Precious metals in particular have benefited, as gold and silver have rallied back from their recent lows. Gone are calls for a “gold bubble”. Gold has risen in price throughout January and now sits near $1745 per ounce. Silver has gained as well, and is currently approaching $34 per ounce.

The precious metals may have been getting a boost from the actions of central bankers, who continue to make the yellow metal a seemingly great alternative currency.

Last week, in the Federal Reserve’s statement, the Federal Open Market Committee promised to extend low rates through 2014, and possibly into 2015. In August the Fed had promised to keep rates low until at least mid-2013. Now, the FOMC has extended that promise for at least an additional year.

In August, that rate pledge drew three dissenting votes from regional Fed presidents. However, as the FOMC’s membership shifts from year-to-year, those members no longer have a say in the FOMC’s decision.

Philadelphia Fed’s Charles Plosser —who dissented in August but now no longer has a vote—spoke on Wednesday and derided the move. He attacked it from a bullish perspective, continuing to state his long-standing opposition: that the economy is improving and low rates will not be appropriate for much longer. In that case, to prevent runaway inflation, the Fed would have to hike rates prior to their promised date.

While keeping rates low may contribute to economic growth in the short term, the move has begun to draw fire from some commentators and money managers.

In his monthly letter, Bill Gross—the world’s largest bond fund manager—attacked the move, stating that it could actually have a negative effect.

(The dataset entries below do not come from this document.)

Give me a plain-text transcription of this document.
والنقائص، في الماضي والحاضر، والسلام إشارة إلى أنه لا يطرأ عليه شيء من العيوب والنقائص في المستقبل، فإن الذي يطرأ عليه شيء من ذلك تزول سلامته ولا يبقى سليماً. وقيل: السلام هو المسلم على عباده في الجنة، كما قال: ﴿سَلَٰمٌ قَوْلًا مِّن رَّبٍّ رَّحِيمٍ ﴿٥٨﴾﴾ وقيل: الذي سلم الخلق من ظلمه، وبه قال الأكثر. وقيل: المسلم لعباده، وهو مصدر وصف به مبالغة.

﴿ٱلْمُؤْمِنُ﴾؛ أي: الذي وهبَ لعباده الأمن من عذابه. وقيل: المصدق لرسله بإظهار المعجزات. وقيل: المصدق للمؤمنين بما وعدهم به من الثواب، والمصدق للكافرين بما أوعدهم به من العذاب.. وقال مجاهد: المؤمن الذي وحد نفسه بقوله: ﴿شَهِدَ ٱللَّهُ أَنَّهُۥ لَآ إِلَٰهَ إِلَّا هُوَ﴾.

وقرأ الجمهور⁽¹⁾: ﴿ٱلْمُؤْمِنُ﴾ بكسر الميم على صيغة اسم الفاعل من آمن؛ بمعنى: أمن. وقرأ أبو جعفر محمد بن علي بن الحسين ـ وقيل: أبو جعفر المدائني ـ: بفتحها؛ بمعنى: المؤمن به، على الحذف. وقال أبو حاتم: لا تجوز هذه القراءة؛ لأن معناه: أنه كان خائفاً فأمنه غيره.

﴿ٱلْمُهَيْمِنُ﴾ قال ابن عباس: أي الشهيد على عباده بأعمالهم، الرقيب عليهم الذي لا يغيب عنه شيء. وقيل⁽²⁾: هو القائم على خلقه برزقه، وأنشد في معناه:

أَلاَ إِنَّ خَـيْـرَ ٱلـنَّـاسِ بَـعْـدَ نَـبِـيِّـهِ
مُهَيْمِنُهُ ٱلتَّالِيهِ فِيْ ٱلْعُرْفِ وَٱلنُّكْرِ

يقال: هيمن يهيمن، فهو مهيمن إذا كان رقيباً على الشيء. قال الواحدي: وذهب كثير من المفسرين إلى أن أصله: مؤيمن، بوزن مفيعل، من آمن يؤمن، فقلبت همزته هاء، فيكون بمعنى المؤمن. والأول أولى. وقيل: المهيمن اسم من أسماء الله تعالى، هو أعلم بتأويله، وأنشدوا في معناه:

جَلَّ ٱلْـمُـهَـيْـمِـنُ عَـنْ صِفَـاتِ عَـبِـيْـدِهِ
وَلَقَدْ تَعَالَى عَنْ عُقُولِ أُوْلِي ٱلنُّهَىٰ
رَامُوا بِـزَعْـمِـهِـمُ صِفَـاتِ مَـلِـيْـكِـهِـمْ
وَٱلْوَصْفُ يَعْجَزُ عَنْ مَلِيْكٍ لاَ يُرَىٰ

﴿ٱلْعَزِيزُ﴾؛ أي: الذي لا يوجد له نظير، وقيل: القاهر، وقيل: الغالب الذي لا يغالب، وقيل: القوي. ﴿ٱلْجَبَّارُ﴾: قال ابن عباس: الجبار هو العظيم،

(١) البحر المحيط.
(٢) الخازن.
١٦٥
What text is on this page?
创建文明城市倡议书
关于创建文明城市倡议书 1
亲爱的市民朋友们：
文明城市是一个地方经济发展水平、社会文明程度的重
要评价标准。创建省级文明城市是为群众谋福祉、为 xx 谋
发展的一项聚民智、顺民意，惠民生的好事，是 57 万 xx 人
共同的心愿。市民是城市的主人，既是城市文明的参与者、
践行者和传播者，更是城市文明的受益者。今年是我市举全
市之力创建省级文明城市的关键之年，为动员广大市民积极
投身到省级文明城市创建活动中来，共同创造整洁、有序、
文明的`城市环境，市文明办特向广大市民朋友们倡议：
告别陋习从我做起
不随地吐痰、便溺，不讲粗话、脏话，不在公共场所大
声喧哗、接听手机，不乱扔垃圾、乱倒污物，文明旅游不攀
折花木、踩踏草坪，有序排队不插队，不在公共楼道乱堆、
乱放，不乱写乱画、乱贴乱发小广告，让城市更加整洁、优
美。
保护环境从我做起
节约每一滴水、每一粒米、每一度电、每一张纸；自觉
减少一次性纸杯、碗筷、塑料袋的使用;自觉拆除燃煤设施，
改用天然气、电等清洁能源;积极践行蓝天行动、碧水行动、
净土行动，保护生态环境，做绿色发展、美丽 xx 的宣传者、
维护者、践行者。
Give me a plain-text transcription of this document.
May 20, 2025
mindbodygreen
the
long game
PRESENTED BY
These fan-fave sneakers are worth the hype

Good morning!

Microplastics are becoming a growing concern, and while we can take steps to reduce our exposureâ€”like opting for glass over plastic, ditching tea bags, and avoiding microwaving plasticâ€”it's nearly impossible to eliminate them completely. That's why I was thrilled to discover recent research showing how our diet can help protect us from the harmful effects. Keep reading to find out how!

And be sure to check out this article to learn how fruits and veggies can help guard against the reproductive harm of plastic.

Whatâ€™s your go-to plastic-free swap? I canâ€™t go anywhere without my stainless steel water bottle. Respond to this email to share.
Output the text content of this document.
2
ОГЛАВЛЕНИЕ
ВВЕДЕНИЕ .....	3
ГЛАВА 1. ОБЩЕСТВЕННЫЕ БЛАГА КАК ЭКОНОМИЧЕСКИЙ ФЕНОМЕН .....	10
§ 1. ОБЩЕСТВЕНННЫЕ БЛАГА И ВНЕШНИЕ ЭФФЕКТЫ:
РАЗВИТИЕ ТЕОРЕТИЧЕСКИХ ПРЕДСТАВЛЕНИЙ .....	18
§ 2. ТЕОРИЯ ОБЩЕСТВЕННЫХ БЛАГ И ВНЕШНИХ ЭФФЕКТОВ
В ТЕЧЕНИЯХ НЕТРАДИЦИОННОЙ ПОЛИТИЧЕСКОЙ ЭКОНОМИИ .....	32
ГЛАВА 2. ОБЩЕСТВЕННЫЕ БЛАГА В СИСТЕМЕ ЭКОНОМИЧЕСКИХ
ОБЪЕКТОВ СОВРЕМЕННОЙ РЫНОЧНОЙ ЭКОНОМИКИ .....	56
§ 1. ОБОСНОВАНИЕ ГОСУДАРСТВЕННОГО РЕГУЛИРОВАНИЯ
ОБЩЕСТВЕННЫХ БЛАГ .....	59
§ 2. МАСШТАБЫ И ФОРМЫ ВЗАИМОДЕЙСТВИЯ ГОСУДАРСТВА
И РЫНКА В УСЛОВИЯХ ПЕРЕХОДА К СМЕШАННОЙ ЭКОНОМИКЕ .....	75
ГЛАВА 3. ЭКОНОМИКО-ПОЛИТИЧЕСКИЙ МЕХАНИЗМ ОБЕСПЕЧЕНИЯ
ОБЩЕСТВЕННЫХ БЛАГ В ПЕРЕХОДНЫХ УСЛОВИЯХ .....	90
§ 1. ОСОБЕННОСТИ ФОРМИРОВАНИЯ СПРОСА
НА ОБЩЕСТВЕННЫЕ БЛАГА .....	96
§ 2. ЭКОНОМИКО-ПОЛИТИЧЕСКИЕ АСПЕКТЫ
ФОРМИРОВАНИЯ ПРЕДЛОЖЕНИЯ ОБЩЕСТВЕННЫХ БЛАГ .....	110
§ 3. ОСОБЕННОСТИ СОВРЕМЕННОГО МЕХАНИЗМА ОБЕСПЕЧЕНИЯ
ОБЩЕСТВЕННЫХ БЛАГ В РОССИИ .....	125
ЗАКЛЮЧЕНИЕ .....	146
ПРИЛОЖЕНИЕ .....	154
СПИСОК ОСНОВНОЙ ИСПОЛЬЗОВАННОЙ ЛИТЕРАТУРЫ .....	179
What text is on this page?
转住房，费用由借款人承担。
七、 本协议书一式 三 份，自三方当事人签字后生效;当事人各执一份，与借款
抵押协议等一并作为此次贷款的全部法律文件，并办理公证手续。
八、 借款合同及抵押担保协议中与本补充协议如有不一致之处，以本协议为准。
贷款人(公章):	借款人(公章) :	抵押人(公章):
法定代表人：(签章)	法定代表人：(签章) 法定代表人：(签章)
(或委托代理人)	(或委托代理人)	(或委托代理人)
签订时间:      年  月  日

Ultimately, if the Fed keeps interest rates low, it could spur inflation as investors pile out of a weakening dollar in favor of precious metals. Under this scenario, investors may anticipate the US dollar index to fall while the price of gold may rally.

Still, as other central bankers continue to ease, the dollar index may not give much ground. The US dollar index is a measure of the dollar’s value against other fiat currencies.

Bank of England officials have mentioned undertaking further quantitative easing, while the European Central Bank continues to step into the European bond market from time to time. The Bank of Japan may attempt to weaken its yen once again, in the face of slumping Japanese manufacturing.

The US dollar index dropped 0.5% during early trading on Wednesday, as the EUR/USD pair moved up over 0.64%.